Little words can matter. I might choose to exclude a word like “to” to conform to my reader’s expectations, to fit in. One of my favorite examples is this one, between Gareth Keenan and David Brent in the UK original of The Office:

Gareth: I’m assistant regional manager.
David Brent: Assistant to the regional manager.

Sometimes the automated results get so strange that, to understand the results, I have to learn new words from other cultures. For reasons that are probably known to some of you, I read a lot of Russian media. But I don’t read a lick of Russian without a translation tool. So I’m at the mercy of Bing Translate and Google Translate. They’re not terrible at getting words although they frequently miss on idiom.

Here was a head scratcher from a Russian media translation. The government was angry at metallurgists for price gouging of some sort. It introduced me to the term “snousing” although I’m still not entirely sure which English variant it comes from (UK?).

A Bing Translation (from the Edge browser) of a Russian media headline that says “Peskov on the ‘snousing’ of the state by metallurgists”

As these examples began to pile up, it made me realize that technology could end up smoothing off edges and standardizing out some of the flavor that gives language its power.
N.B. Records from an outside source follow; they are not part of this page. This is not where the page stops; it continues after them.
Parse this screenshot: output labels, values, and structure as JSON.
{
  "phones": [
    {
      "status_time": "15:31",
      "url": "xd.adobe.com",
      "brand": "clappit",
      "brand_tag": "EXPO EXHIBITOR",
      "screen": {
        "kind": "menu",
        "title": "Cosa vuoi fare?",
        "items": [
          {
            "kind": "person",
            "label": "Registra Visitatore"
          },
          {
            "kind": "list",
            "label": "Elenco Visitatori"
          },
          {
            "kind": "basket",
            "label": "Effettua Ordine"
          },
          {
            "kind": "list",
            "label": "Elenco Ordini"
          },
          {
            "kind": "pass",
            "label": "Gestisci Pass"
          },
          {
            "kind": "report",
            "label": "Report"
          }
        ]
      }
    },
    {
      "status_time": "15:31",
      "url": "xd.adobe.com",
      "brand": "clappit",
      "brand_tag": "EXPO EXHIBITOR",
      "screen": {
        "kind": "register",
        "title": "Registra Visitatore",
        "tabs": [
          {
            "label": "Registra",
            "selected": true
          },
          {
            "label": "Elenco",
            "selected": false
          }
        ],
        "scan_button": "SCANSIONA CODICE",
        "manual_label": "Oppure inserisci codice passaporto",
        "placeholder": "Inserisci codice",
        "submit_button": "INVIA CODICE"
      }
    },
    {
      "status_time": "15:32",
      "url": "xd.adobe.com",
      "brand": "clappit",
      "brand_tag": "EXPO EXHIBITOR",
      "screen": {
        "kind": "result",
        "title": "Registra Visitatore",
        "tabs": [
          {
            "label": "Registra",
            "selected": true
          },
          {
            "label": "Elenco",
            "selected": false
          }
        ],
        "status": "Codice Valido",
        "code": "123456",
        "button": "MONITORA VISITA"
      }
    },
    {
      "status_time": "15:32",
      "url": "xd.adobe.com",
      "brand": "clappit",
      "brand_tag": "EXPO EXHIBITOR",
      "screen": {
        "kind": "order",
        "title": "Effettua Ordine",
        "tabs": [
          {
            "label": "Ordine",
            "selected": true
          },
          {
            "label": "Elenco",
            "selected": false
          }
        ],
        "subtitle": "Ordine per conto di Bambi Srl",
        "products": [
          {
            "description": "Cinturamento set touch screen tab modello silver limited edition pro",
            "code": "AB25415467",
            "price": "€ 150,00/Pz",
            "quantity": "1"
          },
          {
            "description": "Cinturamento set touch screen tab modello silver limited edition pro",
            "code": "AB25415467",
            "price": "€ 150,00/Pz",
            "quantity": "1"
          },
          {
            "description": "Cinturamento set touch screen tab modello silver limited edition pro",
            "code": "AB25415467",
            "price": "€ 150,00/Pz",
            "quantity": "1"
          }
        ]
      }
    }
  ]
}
I’ve turned off the Smart features in GMail now because, except for misspellings, I don’t value the conformity it recommends.

Legal Information Impact

The law is full of words and phrases that are unique to the profession. Shoot, US law libraries have books called “words and phrases” to help with that exact issue. It is one of the never-ending challenges for legal information access because it requires insider knowledge.

As technology is brought to bear on language, it will be interesting to watch how it adapts to non-conforming uses. On the one hand, it might make lawyers and other legal professionals more understandable. A lot of legal writing could benefit from running Word readability statistics (mentioned above) just to make it clearer.

But you can’t always simplify language that requires legal phrases or terms of art. Time is of the essence, right? What will machine learning make of word choice? Will it suggest word combinations that conform to general speech but undue legal meaning? A legal professional might notice the change but not everyone who has legal information needs will. Perhaps a Nuance-implementation in Outlook could help flag the need for legal usage, based on the deep repository built on decades of lawyer input.

Although I’d wholly support machine learning that got rid of all modern usage of per se.

Document assembly and forms-focused tools could manage that disconnect. They could lock in thaumaturgic language (yes, I was asked to define that word in first year Property) while allowing someone to solve their legal issue. But that will require an investment on the part of legal publishers and others to move beyond just providing text for legal information access. If the only information that is transmitted is text, leaving the recipient the responsibility to use it, we may find that the final product gets smoothed in ways that are unhelpful to the cause of justice or equity.

Me? I’ll keep grimacing or laughing out loud at the failed wordsmithing attempted by my machines. And watch as we try to make legal information more accessible, and seeing which tools hinder or help with that goal.